Photo by Amy Smotherman Burgess, ©KNS/2011 // Buy this photo
Late last month, ESPN's cameras, on campus to film an All-Access documentary, caught Derek Dooley asking Prentiss Waggner why his shoulder hurt "when you're not hitting anybody."
Though it may have been the first time Tennessee fans around the country saw the coach interact with the junior defensive back in that fashion, it certainly wasn't unique.
Back in 2007, Dooley, then the coach at Louisiana Tech, had no problem communicating with him that way on Waggner's living room couch in Clinton, La.
"I told him I didn't think he was good enough to go to Tennessee," Dooley said. "So they're probably not going to take you."
Waggner was, of course, and he's been good enough to start 20 games at pretty much every position in the Vols' defensive backfield. But it wasn't until last week's Georgia game when Waggner was able to prove Dooley wrong about his perceived lack of physicality.
Waggner, whom Dooley would often tell that "his next tackle would be his first," was all over the field against the Bulldogs and finished with a team-high 11 tackles and a forced fumble. He may not look like a safety or play like one all the time, but Waggner finally put up the numbers to quell Dooley's trademark sarcasm for at least one week.
"He played his most physical game of his career last week,"
Dooley said. "He's not a naturally physical player. Not everybody can be (Pittsburgh Steelers safety Troy Polamalu).

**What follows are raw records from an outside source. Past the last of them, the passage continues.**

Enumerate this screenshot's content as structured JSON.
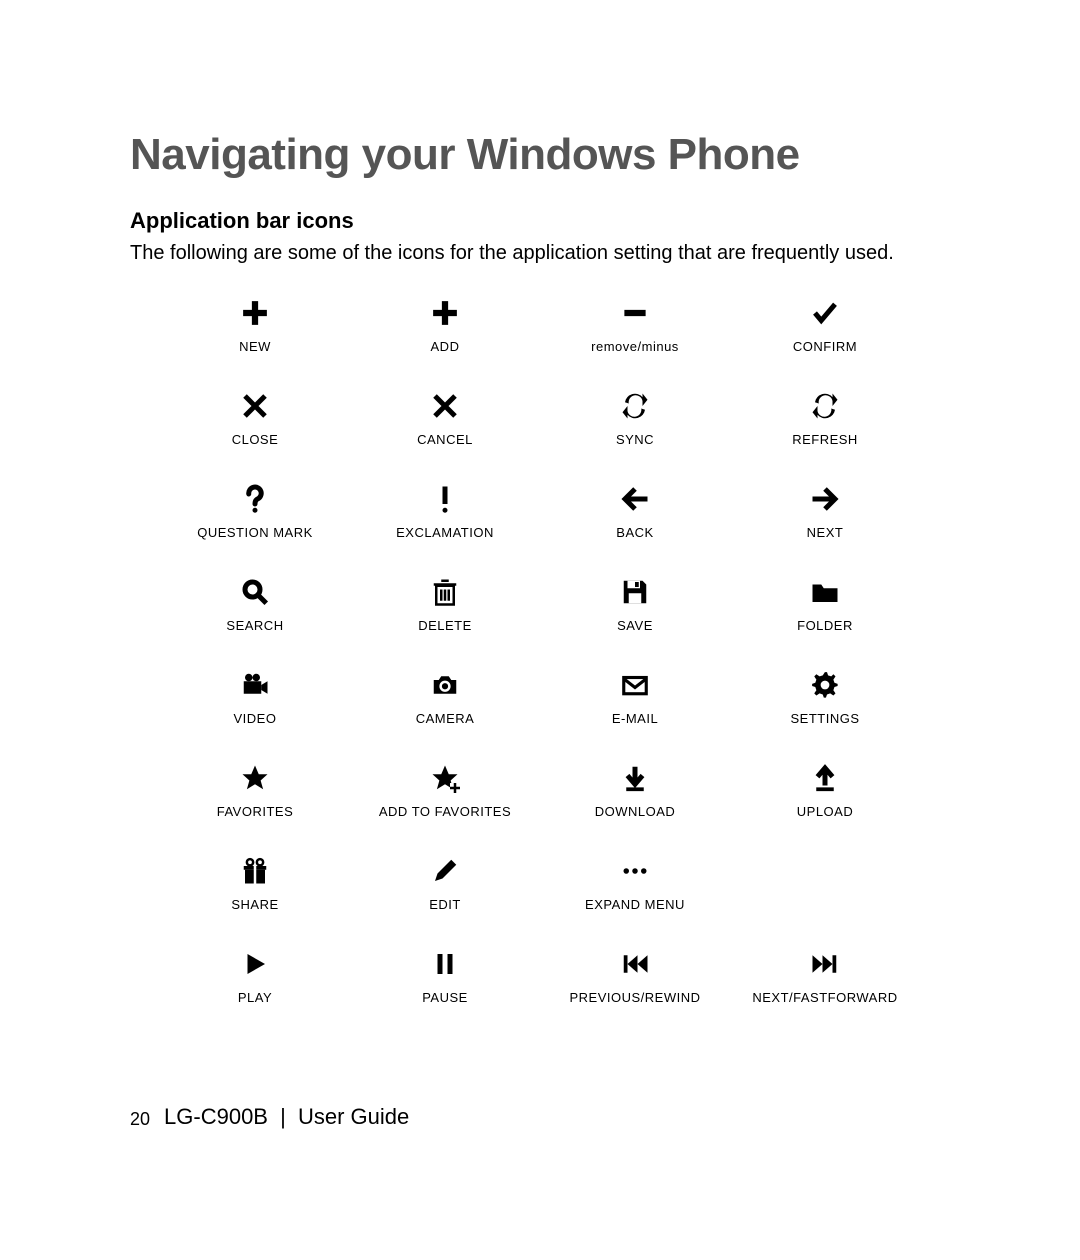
{
  "title": "Navigating your Windows Phone",
  "subtitle": "Application bar icons",
  "intro": "The following are some of the icons for the application setting that are frequently used.",
  "icons": {
    "new": "NEW",
    "add": "ADD",
    "remove": "remove/minus",
    "confirm": "CONFIRM",
    "close": "CLOSE",
    "cancel": "CANCEL",
    "sync": "SYNC",
    "refresh": "REFRESH",
    "question": "QUESTION MARK",
    "exclam": "EXCLAMATION",
    "back": "BACK",
    "next": "NEXT",
    "search": "SEARCH",
    "delete": "DELETE",
    "save": "SAVE",
    "folder": "FOLDER",
    "video": "VIDEO",
    "camera": "CAMERA",
    "email": "E-MAIL",
    "settings": "SETTINGS",
    "favorites": "FAVORITES",
    "addfav": "ADD TO FAVORITES",
    "download": "DOWNLOAD",
    "upload": "UPLOAD",
    "share": "SHARE",
    "edit": "EDIT",
    "expand": "EXPAND MENU",
    "play": "PLAY",
    "pause": "PAUSE",
    "prev": "PREVIOUS/REWIND",
    "nextff": "NEXT/FASTFORWARD"
  },
  "footer": {
    "page": "20",
    "model": "LG-C900B",
    "sep": "|",
    "guide": "User Guide"
  }
}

"Everybody has different skill sets but what you can't have are weaknesses. He's really worked hard to make tackling not his weakness."
There was no game last year that exposed Waggner's biggest weakness more than his trip home to Louisiana. It was against LSU (6-0, 3-0 SEC), whom UT (3-2, 0-2) will host Saturday (TV: WVLT, 3:30 p.m.) at Neyland Stadium, where he had a major hand in one of the more embarrassing plays of the season.
And it had nothing to do with 13 players.
On the game's very first play, Waggner had a clear shot at bringing down LSU quarterback Jordan Jefferson at the onset of his designed run up the middle. Waggner, though, made a poor effort, flailing on a bad arm tackle attempt as Jefferson zipped by him and the rest of the Vols defense for an 83-yard touchdown run.
"It was a play I easily should have made," he said. "My anxiety level was too high on that first play."
When Brent Brewer emerged as a reliable option at safety during the second half of last year, Waggner was able to move back to cornerback, his natural position where open-field tackling wasn't such a focus. He thrived after the position switch and entered the 2011 season with numerous preseason accolades.
Slated to return to cornerback this season, Waggner was abruptly moved back to safety when Janzen Jackson, a fellow Louisianan whom with Waggner keeps in contact, was dismissed. The pressure was back on Waggner to not only make plays at safety, but pile up tackles, too.
So, Waggner rang up former Vol Eric Berry, one of the program's most physical safeties who is now with the Kansas City Chiefs. Waggner, a few pounds heavier from off-season weightlifting, was looking for something, anything, that would give him an edge.
"He just told me that it's all mental," Waggner said. "You have to take it as if it's your last play."
With the steady emergence of freshman safety Brian Randolph, Waggner was, perhaps, looking at one of his last games as the Vols' full-time safety this past weekend.
But, as secondary coach Terry Joseph said, "then Prentiss got more tackles in one game than he probably had in five."
"He was disguising and really was in the feel of the game," Joseph said. "It made it hard to get B-Randolph in."
The effort not only garnered player of the week honors from Dooley, but it prompted a text message from Berry.
"He told me I had a pretty good game," Waggner said. "He gave me a few pointers on what to do and what not to do."
Waggner will be applying those tidbits in front of more than 100,000 fans Saturday at Neyland Stadium. Among them will be 20 or so of Waggner's friends and family from back home, a number of whom are making their first trip to Knoxville.
"My mom's got all this Tennessee stuff in the yard," Waggner said. "So people are passing by looking at all this orange. It's pretty crazy."
It was the same yard Dooley walked across before he told Waggner he wasn't good enough to play at UT. Though the admitted recruiting ploy didn't work for him at Louisiana Tech, Dooley has Waggner around now to push and needle with tough love.
It seems to be working now.
"The way he talks and what he eats, it kind of brings back good memories for me," Dooley said. "We can laugh and talk a little Louisiana that others can't."